The Powder Hounds concept is something different for the Humane Society fundraising slate. The nonprofit has its other annual fundraisers and awareness events, such as the Bark and Wine gala, Bow Wow Film Fest, and Adoptathon. Emily said this is the first time the Humane Society has done an art auction, and it’s an avenue she was excited to explore.
One of the benefits of this format is that bidders are not limited to the Durango area. In fact, the Humane Society is encouraging locals to share the auction with friends outside the city and state. Not only will more competition bring in more funding for the animals, but promoting the event also has the side effect of raising awareness for all that the Humane Society (and other no-kill shelters across the country) does for the community.
“One of our main things is behavioral and medical rehabilitation,” Emily explained. “Every animal that comes in gets assessed, gets an exam, gets vaccines. They get spayed and neutered, and they get microchipped. If an animal has some behaviors that need worked on, we have a trainer and she works with those behaviors to make sure these animals are their best selves when they leave the shelter.”

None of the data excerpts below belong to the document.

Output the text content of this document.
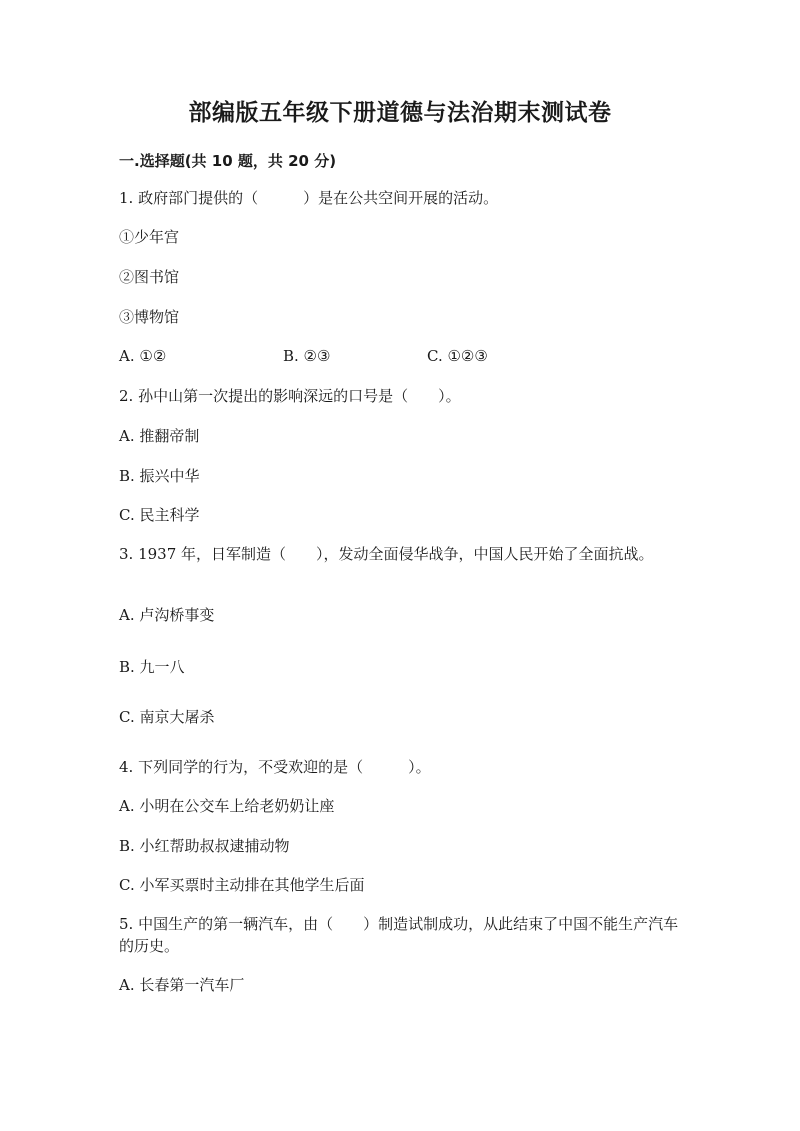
部编版五年级下册道德与法治期末测试卷
一.选择题(共 10 题，共 20 分)
1. 政府部门提供的（　　　）是在公共空间开展的活动。
①少年宫
②图书馆
③博物馆
A. ①②	B. ②③	C. ①②③
2. 孙中山第一次提出的影响深远的口号是（　　）。
A. 推翻帝制
B. 振兴中华
C. 民主科学
3. 1937 年，日军制造（　　），发动全面侵华战争，中国人民开始了全面抗战。
A. 卢沟桥事变
B. 九一八
C. 南京大屠杀
4. 下列同学的行为，不受欢迎的是（　　　）。
A. 小明在公交车上给老奶奶让座
B. 小红帮助叔叔逮捕动物
C. 小军买票时主动排在其他学生后面
5. 中国生产的第一辆汽车，由（　　）制造试制成功，从此结束了中国不能生产汽车的历史。
A. 长春第一汽车厂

The Humane Society also provides low-cost spay and neuter clinics and vaccinations to the public. In addition, it provides courtesy holds for displaced animals of community members during whatever difficult times they may be going through. (For instance, the shelter housed more than 130 animals affected by last summer’s 416 Fire.) The shelter also offers a “Senior for Seniors” program that pairs pets older than age seven with people over age 60, and a “Pets for Vets” program for veterans. All this is on top of the regular ol’ adoption services that find homes for dogs, cats and other animals.
All the proceeds from the Powder Hounds Art Auction will go straight back to the Humane Society to support such services, just as Wendy and Ray first envisioned.
Such fundraisers are vital to the Humane Society’s survival, Emily said. “We are a nonprofit. We rely heavily on donations. So we really do look for the community to join us and support our mission, and to know their funds are staying right here locally and are helping the animals, providing the best treatment for them.”
Bidding is live now – and it’s the perfect excuse to spruce up your home with one-of-a-kind local art. And if it all goes well, this style of auction could become an annual event for the Humane Society. Who knows? Maybe next year, artists will paint some Subarus.